Eu era um dos quatro únicos professores formados, numa cidade onde o quinto diplomado era o Tiradentes local — um dentista —, título que lhe cabia muito bem em meio às tantas cavidades de uma descalcificada e desdentada população. Tamanha era a independência de dentes proclamada pelas bocas locais, que até algumas dentaduras postiças sorriam suas vagas. Assim era a do dono da venda, o único "1001" postiço que conheci.
Eu, a esposa e um casal de jornalistas santistas, éramos os professores estrangeiros do lugar. Jovens empreendedores e idealistas, segundo o nosso julgar, mas irresponsáveis e inconsequentes, no julgar de nossos pais. A verdade é que não medíamos esforços nem riscos, e nem ligávamos para as convenções e obrigações, como aconteceu quando organizamos aquele desfile do 7 de Setembro, um feriado que só com muita criatividade, ingenuidade e inconsequência seríamos capazes de prolongar. Como de fato prolongamos.
Empreendedorismo rima com idealismo. São coisas parecidas. Talvez você diga que o ideal do empreendedor é mais mesquinho, obter lucro a qualquer custo. Será? Se o lucro fosse a meta, muitos teriam parado no primeiro milhão. Idealista e empreendedor buscam mesmo é independência. para empreender e sonhar. A meta deles não passa de um botão que aciona a satisfação.
Independência e sorte é o ideal do empreendedor. Liberdade, ainda que tarde, o empreendimento do idealista. Mas ambos querem desembainhar a espada de seu próprio rumo, decidir como trabalhar, o que produzir e quando parar. Parecem buscar uma nova fronteira, muito além do Ipiranga do grito, e não pretendem parar ali. Para eles, alvo é como balde. Se chegar perto, chutam para mais longe.
Enquanto muitas empresas dizem estimular o funcionário empreendedor, a prática da teoria é outra, mais ao estilo de Frederick Taylor, pai do gerenciamento científico. Mas quem foi Frederick Taylor? Fico feliz que tenha perguntado, pois ele sugeria que o trabalho cerebral fosse banido do ambiente de produção e deixado para gerentes. Operários não deveriam ser pagos para pensar, mas para operar, isto é, produzir.

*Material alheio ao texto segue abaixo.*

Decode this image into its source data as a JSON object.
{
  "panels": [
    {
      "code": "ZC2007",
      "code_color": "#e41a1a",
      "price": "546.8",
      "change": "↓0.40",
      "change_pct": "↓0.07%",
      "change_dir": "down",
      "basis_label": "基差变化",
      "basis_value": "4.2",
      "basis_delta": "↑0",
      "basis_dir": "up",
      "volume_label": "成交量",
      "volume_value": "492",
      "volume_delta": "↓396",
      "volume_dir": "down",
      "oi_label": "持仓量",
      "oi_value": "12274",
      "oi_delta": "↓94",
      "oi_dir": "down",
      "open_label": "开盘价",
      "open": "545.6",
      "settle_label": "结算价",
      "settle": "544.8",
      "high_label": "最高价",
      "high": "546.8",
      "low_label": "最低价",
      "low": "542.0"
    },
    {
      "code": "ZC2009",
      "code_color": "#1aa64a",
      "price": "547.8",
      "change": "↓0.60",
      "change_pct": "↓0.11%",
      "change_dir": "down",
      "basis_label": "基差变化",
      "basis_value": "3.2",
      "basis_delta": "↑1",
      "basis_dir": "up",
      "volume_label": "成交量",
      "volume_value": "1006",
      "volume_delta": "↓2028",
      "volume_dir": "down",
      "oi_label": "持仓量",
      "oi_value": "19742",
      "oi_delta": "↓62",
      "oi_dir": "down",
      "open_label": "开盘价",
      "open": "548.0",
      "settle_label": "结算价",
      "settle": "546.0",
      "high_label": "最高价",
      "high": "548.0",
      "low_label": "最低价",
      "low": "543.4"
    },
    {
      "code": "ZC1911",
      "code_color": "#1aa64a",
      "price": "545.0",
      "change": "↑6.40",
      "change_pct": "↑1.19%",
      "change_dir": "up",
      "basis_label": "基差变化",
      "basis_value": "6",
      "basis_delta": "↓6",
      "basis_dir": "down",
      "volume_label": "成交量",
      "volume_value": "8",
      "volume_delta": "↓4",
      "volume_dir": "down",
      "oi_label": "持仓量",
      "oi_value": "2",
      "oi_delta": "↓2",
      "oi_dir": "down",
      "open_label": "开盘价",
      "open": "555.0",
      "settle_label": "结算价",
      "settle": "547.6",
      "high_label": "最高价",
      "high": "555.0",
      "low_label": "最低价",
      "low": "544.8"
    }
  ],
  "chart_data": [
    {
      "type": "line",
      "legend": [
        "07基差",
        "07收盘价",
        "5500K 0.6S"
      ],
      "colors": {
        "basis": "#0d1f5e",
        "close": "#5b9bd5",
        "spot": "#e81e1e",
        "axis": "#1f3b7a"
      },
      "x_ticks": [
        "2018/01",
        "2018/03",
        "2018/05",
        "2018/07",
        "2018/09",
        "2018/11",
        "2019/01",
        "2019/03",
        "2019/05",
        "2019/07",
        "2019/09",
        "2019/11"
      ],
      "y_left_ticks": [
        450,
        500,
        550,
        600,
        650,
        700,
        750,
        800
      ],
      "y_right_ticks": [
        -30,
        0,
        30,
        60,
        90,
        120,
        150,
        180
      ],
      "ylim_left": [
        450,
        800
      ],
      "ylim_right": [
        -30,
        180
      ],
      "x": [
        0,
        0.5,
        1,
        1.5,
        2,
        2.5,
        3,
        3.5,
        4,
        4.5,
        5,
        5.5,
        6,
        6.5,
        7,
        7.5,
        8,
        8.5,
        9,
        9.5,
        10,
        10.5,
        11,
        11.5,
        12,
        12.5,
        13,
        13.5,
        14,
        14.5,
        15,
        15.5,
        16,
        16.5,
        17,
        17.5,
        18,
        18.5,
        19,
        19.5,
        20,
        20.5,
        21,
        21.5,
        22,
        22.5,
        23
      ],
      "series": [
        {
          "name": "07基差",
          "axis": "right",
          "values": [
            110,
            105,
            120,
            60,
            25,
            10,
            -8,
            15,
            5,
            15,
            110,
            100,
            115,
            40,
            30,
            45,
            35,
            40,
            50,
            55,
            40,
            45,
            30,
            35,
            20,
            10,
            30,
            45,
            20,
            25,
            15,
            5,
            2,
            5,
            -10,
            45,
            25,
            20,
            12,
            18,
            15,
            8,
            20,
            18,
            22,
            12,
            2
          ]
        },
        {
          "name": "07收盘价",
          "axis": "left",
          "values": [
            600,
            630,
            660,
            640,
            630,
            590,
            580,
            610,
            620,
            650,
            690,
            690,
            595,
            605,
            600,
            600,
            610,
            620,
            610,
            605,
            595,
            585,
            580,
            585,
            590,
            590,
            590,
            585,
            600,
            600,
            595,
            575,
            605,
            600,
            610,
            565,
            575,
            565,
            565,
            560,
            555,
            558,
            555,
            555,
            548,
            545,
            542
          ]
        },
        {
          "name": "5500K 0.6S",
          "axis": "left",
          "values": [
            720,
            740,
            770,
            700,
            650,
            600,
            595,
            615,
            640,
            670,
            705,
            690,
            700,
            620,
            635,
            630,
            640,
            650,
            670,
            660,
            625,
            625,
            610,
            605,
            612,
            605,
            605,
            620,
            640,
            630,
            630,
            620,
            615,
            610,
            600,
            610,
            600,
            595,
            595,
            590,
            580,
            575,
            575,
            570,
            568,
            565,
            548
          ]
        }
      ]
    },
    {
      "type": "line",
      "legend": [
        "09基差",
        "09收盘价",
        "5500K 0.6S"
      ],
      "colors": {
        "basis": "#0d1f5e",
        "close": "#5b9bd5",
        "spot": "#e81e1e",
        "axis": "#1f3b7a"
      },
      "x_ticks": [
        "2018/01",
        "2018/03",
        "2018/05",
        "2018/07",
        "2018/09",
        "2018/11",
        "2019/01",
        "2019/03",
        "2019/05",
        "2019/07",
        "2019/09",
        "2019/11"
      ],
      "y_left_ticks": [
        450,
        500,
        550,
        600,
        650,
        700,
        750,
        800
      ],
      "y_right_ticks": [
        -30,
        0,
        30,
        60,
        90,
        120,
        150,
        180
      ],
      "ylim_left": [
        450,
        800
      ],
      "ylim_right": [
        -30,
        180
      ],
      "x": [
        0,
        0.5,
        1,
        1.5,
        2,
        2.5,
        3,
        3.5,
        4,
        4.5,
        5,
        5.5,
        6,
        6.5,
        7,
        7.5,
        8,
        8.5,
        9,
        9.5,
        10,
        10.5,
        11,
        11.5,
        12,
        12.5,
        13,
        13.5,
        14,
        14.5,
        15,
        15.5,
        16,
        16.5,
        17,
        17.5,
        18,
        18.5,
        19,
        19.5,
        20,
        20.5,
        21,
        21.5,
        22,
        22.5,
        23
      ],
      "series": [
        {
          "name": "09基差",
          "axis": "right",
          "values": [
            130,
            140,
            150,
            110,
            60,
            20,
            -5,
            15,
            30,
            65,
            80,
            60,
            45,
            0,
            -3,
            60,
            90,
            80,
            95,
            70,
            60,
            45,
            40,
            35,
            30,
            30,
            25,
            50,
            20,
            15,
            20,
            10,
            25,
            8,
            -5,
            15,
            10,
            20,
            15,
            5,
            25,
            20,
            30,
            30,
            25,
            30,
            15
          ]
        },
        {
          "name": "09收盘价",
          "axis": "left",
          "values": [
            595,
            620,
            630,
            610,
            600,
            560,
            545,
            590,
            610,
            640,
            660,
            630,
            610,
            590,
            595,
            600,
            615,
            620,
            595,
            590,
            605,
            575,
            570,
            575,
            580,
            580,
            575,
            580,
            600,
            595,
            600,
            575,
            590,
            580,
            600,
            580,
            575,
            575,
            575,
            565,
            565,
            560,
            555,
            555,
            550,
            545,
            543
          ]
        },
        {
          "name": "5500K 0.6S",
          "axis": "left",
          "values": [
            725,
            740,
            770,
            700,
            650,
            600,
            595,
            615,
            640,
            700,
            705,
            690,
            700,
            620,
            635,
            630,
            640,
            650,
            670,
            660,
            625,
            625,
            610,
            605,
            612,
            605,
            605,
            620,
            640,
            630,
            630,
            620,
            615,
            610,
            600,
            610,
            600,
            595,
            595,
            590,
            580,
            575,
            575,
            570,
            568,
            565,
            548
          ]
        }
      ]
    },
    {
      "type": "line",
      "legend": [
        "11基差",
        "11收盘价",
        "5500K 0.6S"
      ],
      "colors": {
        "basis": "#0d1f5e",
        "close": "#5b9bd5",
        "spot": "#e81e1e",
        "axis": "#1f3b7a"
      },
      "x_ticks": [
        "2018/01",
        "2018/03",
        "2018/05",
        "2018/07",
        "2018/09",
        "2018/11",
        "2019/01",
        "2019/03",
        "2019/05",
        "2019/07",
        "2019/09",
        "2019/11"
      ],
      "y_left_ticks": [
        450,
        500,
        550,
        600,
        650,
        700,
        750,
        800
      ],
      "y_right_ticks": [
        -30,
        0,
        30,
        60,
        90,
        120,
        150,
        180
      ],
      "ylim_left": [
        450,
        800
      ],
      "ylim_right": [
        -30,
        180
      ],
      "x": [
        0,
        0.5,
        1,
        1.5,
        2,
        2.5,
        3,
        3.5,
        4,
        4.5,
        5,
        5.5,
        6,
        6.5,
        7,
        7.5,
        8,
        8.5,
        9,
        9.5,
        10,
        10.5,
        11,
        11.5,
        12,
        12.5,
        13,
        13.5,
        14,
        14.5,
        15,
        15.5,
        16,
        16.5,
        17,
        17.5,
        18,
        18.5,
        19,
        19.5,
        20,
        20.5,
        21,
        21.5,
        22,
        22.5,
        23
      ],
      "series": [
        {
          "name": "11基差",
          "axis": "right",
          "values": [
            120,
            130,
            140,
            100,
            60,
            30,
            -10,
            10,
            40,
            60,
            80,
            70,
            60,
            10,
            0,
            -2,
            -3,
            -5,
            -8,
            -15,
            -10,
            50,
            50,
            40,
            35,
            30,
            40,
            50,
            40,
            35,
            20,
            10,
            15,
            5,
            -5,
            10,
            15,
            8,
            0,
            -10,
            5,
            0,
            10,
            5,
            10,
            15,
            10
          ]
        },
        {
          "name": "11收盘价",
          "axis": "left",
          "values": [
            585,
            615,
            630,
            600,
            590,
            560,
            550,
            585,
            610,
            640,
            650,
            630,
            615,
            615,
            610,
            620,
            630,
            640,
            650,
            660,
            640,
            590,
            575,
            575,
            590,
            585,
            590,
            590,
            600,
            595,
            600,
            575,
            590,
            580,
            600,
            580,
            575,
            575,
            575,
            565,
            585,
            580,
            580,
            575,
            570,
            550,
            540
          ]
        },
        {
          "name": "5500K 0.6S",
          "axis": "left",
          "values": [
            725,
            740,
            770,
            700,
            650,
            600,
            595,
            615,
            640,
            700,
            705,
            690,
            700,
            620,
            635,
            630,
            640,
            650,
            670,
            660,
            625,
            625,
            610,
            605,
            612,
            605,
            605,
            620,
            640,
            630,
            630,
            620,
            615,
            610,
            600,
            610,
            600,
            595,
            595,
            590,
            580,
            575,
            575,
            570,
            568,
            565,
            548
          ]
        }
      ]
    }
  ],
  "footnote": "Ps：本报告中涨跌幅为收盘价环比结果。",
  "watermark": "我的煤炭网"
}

O grito característico desta doutrina é "Lucratividade ou morte"... para quem estiver ao alcance da lâmina. No vácuo moral dessa antiga doutrina da administração só cabem números para encher o vácuo moral da própria antiga doutrina da administração. Pessoas são reles vassalos que existem para servir cegamente a coroa.
Mas há empresas descobrindo que valorizar gente é bom negócio, e não estou falando aqui da valorização do cliente. Afinal, já estamos cansados de saber que o cliente está em primeiro lugar. Mas... cá entre nós, está? É claro que não. Os interesses dos acionistas estão em primeiro lugar. Se não acredita, pergunte ao Papai Noel e confirme com o Coelho da Páscoa. Na prática, o acionista vem primeiro, depois o cliente, por último, o funcionário. Aquele que a empresa espera que seja empreendedor no discurso, e espera que ele seja trazido por uma cegonha.
E se alguém alterar esta ordem? Tirar do trono o acionista e colocar o funcionário lá? Será que ele viraria empreendedor? Sendo valorizado, talvez trabalhe melhor. Com liberdade para criar, pode ousar sem medo de errar, e se trabalhar satisfeito, sua satisfação pode contaminar o cliente. Que, por sua vez, dará mais lucro para o acionista, que poderá rir por último, mas rir melhor.
Esqueça. Acho que estou delirando. Ninguém produz mais e melhor se for valorizado. Nem fica mais criativo se lhe for dado espaço. Uma liberdade assim levaria o funcionário a pensar fora dos limites conhecidos, um verdadeiro desastre e um ultraje para os padrões, normas e convenções estabelecidas. Ou não?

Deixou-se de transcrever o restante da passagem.